Le tipologie dolci hanno viaggiato sulle orme dei mercanti portoghesi tra il Centro-Sud America e l’Europa, preferite com’erano dai consumatori anche e soprattutto sulla base di tradizioni culturali e culinarie per poi diffondersi tramite la via della seta in Medio Oriente e in Asia Centrale, in regioni con lunghezze del giorno e stagioni comuni che ne hanno facilitato la proliferazione. Ma gli studiosi considerano anche l’Africa come ulteriore porta d’ingresso di entrambe le tipologie (dolci e piccanti) per le regioni Asiatiche. Le varietà africane, infatti, hanno mostrato proprietà intermedie comprese tra quelle americane e asiatiche: fondamentale, anche in questo caso, sarebbe stata la mediazione dei portoghesi che – con il commercio triangolare transatlantico degli schiavi tra Africa, Europa e le Americhe durante il XVI e il XIX secolo – ha collegato la diversità del peperone in questi continenti.

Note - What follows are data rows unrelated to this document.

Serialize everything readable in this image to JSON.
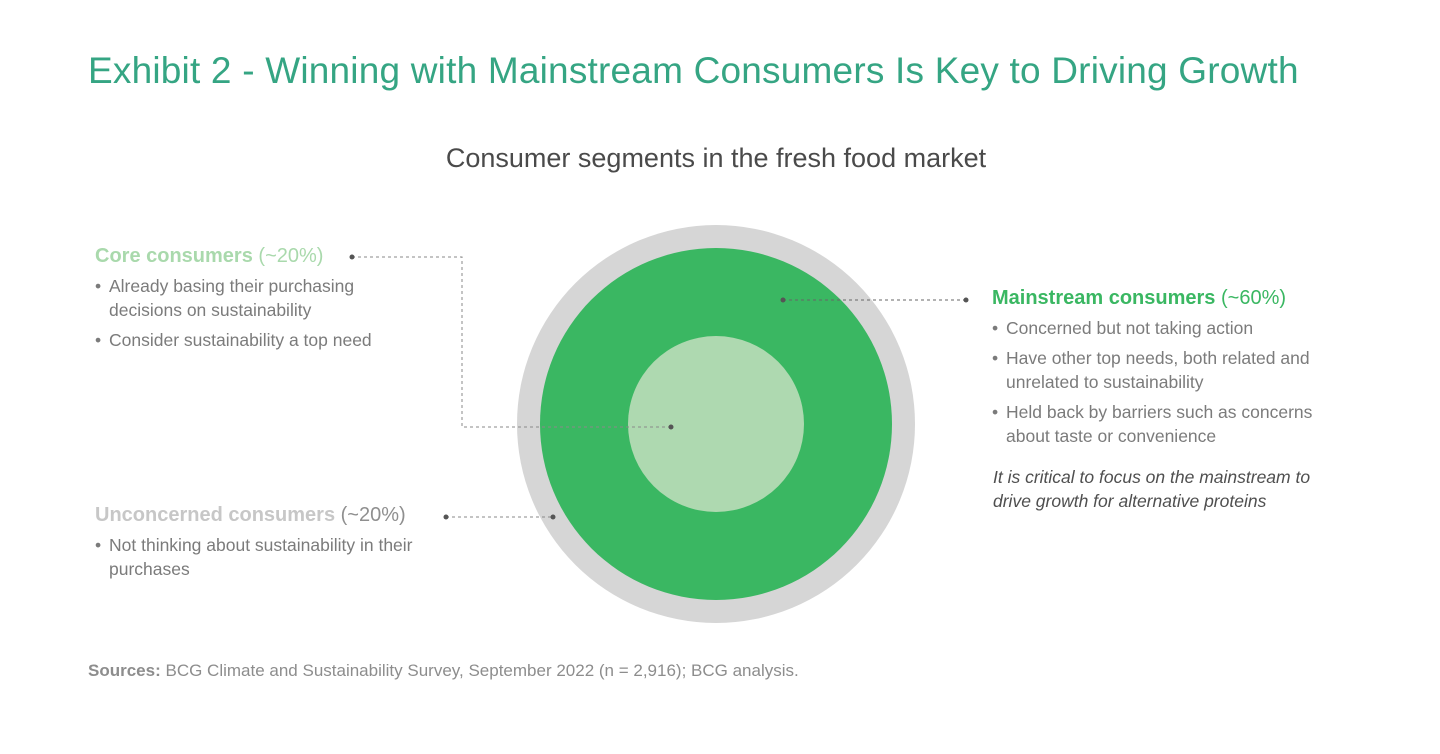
{
  "title": "Exhibit 2 - Winning with Mainstream Consumers Is Key to Driving Growth",
  "subtitle": "Consumer segments in the fresh food market",
  "segments": {
    "core": {
      "name": "Core consumers",
      "share": "(~20%)",
      "bullets": [
        "Already basing their purchasing decisions on sustainability",
        "Consider sustainability a top need"
      ]
    },
    "mainstream": {
      "name": "Mainstream consumers",
      "share": "(~60%)",
      "bullets": [
        "Concerned but not taking action",
        "Have other top needs, both related and unrelated to sustainability",
        "Held back by barriers such as concerns about taste or convenience"
      ]
    },
    "unconcerned": {
      "name": "Unconcerned consumers",
      "share": "(~20%)",
      "bullets": [
        "Not thinking about sustainability in their purchases"
      ]
    }
  },
  "note": "It is critical to focus on the mainstream to drive growth for alternative proteins",
  "sources": {
    "label": "Sources:",
    "text": "BCG Climate and Sustainability Survey, September 2022 (n = 2,916); BCG analysis."
  },
  "colors": {
    "outer_ring": "#d6d6d6",
    "mainstream": "#3ab762",
    "core": "#aed9b0",
    "title": "#35a583"
  }
}
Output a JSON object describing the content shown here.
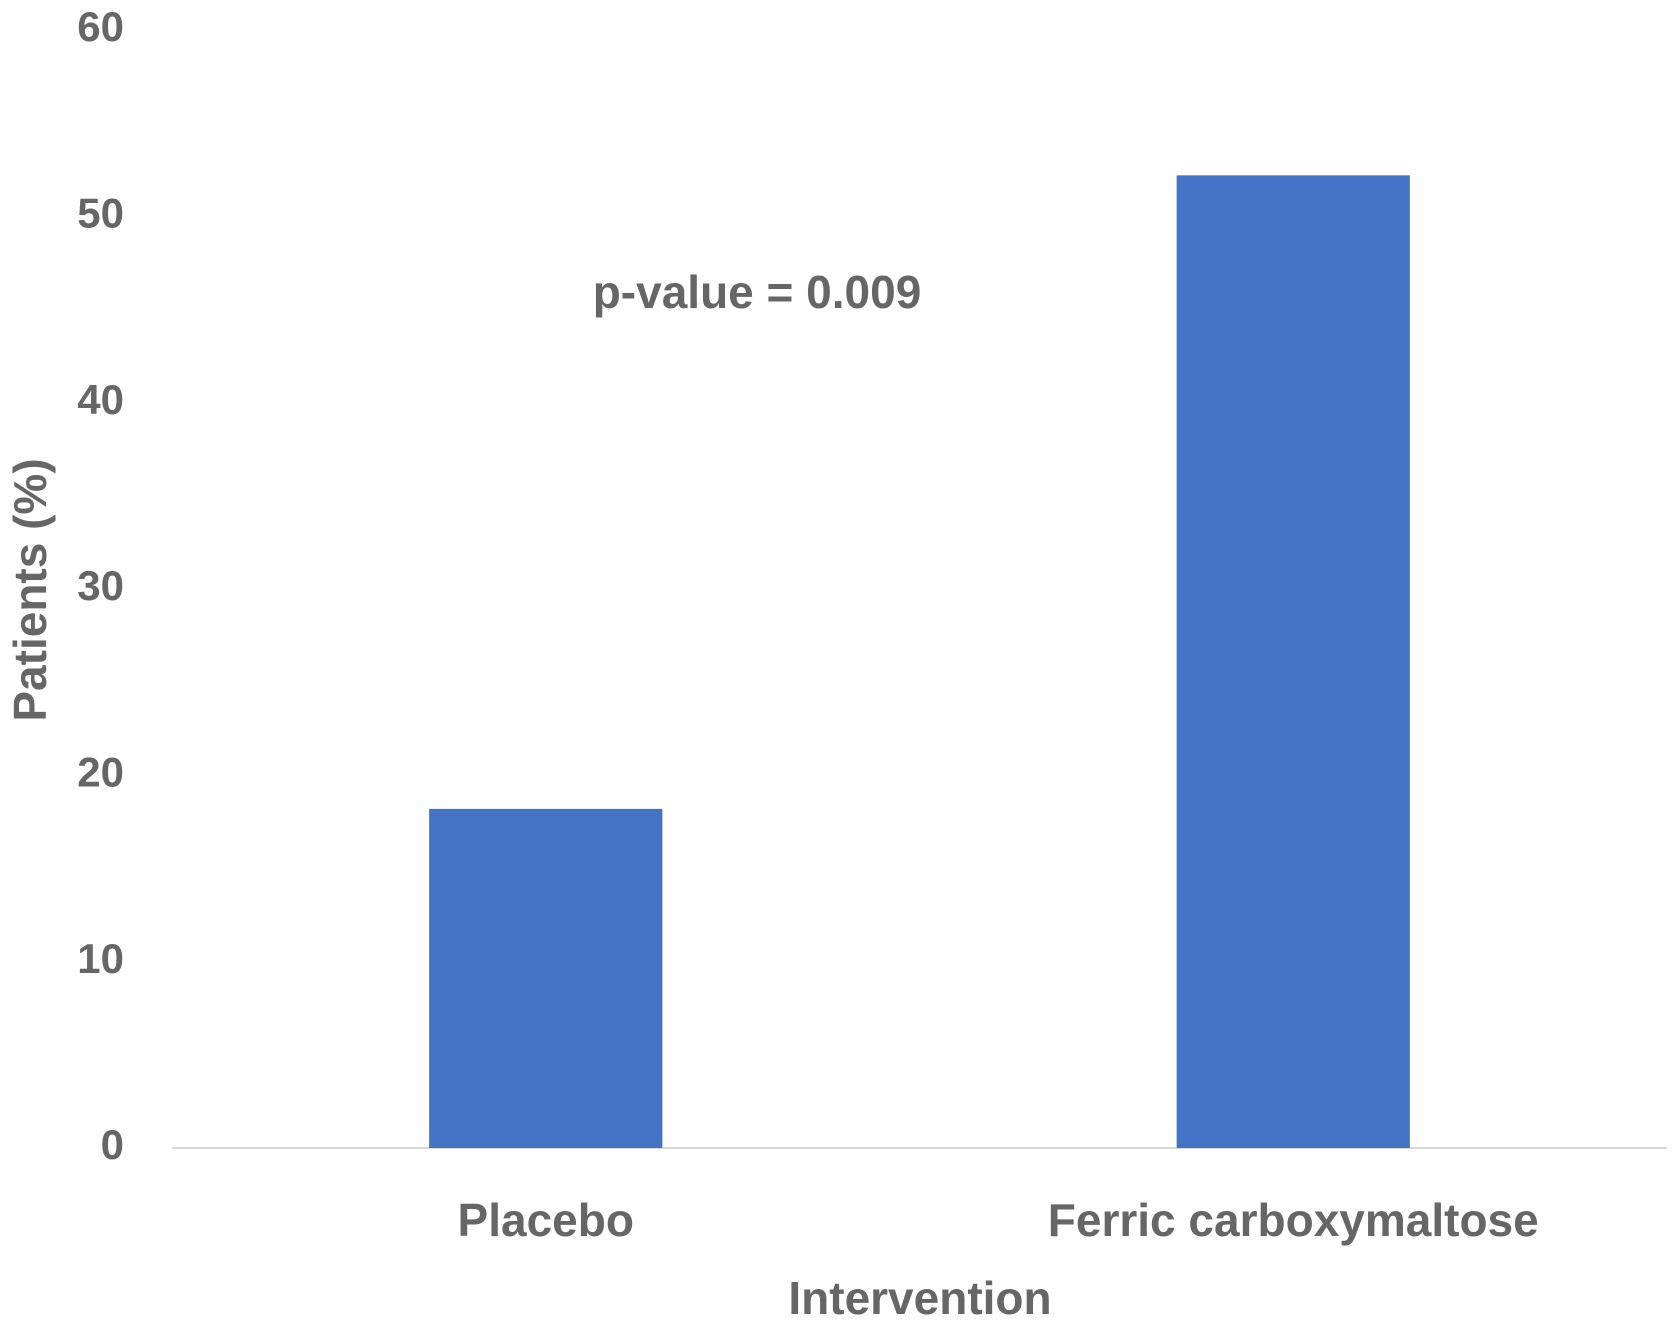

La via delle spezie, invece, potrebbe aver determinato la maggiore diffusione di accessioni piccanti a scapito di quelle dolci nell’areale Sud est asiatico.
Secondo la ricerca internazionale, inoltre, le regioni del genoma responsabili della piccantezza non erano distribuite in modo uniforme tra le varietà nelle diverse regioni del mondo, suggerendo come i fattori culturali abbiano esercitato un importante influenza primaria sul modello di diffusione dei peperoni.
Lo studio ha reso possibile ottimizzare i dati custoditi nelle banche del germoplasma, correggendo errori di classificazione delle specie ed eliminando le duplicazioni presenti. Inoltre, sono state inoltre identificate nuove regioni genomiche alla base di caratteristiche agronomiche d’interesse per la coltura, ad esempio per la pungenza della bacca o per il numero di pedicelli fiorali in grado di incrementare la produzione attraverso l’aumento del numero di frutti per pianta.
Quanto emerso apre interessanti prospettive per il peperone e il peperoncino piccante. Grazie, infatti, alle informazioni genomiche sulle migliaia di accessioni esistenti e conservate nelle banche mondiali dei semi sarà possibile sia lavorare a nuove potenziali varietà migliorate sia scegliere nuove aree verso le quali destinare le produzioni, sempre in un’ottica di resilienza al cambiamento climatico e di sostenibilità ambientale, conclude il principale autore dello studio, Pasquale Tripodi, ricercatore CREA.